Ocular TB is usually not associated with clinical evidence of pulmonary tuberculosis, as up to 60% of extrapulmonary TB patients may not have an active pulmonary disease. The diagnosis of ocular TB can be challenging, and a definitive diagnosis requires isolation of bacilli from the ocular tissue that is difficult to achieve [3,4]. Mycobacterial cultures require weeks to grow and have a low yield from the ocular samples . Ocular TB can present in a fashion similar to other conditions causing ocular inflammation . Hence, the diagnosis of TB is frequently presumed in the presence of suggestive ocular findings in combination with systemic findings consistent such as positive AFB smear and culture or consistent radiographic findings, or a positive IGRA or TST in individuals with no systemic symptoms . Hence, it is a diagnosis of exclusion after ruling out syphilis and seronegative arthropathy. Ocular TB is treated with the same guidelines of active TB or extrapulmonary TB using standard anti-TB regimen with eight weeks of RIPE followed by 18 weeks of rifampin and isoniazid. Ocular involvement of TB may be superficial, intraocular, conjunctival, corneal, and scleral with or without systemic involvement. Posterior uveitis being the most common. This case was unique due to the rash secondary to treatment and using a protocol of drug provocation test challenge to identify the culprit drug. Anti-TB regimen drugs have various side effects and should be administered under close monitoring.

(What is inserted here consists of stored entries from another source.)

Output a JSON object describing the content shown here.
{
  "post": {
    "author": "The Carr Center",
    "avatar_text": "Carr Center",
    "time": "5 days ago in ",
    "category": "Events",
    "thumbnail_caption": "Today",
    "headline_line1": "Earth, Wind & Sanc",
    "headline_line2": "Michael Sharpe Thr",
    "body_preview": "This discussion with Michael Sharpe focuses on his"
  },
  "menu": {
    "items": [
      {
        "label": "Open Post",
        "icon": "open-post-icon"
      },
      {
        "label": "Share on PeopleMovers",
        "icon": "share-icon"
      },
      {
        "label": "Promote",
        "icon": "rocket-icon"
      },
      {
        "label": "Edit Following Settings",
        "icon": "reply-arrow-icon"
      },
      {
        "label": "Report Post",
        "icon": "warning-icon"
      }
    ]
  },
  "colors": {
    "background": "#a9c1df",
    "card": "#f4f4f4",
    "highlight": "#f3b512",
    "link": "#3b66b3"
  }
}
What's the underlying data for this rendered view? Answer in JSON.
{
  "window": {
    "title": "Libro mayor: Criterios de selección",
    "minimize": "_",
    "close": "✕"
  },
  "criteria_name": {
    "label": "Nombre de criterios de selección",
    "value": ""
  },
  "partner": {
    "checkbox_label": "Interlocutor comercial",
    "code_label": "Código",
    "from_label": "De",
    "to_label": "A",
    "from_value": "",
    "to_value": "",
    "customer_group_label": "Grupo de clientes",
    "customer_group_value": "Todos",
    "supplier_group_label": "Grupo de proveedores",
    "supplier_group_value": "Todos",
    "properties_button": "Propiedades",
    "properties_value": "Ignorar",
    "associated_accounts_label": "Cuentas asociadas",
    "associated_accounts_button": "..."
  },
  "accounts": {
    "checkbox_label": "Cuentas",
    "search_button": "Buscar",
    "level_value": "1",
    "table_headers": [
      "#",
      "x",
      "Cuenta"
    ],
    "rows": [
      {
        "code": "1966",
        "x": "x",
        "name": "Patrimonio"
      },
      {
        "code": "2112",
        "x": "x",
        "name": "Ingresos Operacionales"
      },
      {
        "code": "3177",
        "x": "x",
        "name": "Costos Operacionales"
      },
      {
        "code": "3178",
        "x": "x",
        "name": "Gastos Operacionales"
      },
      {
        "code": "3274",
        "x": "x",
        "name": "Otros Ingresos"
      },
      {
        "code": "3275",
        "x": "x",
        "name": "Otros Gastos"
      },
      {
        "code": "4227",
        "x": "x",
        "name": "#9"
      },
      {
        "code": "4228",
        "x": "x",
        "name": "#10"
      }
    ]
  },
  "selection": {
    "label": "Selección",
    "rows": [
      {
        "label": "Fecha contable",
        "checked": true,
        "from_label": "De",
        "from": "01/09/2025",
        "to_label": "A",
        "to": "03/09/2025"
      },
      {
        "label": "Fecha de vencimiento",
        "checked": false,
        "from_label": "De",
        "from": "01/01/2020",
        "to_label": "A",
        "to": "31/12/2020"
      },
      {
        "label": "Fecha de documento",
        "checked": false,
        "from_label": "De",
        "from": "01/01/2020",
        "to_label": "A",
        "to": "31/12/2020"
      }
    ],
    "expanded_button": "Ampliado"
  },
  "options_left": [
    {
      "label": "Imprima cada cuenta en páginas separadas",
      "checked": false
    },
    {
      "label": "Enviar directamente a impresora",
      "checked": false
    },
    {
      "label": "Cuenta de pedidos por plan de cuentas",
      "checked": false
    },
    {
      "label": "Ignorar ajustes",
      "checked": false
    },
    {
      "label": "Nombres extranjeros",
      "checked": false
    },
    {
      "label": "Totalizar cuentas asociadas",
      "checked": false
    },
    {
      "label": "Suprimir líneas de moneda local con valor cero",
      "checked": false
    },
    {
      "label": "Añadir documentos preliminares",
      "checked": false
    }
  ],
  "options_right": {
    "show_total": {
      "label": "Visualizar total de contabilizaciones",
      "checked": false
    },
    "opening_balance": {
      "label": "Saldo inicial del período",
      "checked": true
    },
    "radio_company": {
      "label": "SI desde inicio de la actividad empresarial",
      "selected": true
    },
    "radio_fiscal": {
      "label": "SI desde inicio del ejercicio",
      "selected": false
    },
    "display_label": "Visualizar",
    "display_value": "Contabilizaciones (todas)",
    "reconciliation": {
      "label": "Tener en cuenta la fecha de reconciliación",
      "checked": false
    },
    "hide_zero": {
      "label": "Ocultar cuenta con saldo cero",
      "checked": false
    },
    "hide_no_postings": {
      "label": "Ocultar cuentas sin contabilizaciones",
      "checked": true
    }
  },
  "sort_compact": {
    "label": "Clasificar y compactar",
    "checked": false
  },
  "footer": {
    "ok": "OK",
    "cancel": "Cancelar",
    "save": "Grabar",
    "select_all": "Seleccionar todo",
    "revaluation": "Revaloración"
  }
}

Ocular TB is a rare phenomenon and is often a medical challenge to diagnose. The diagnosis is presumptive and the treatment protocol is similar to active TB elsewhere in the body. Anti-TB regimen drugs have various side effects and should be administered under close monitoring. Care should be taken prior to initiating the patient on antitubercular regimen, and these drugs need to be continued for multiple weeks with strict adherence to prevent resistance and prevent complications.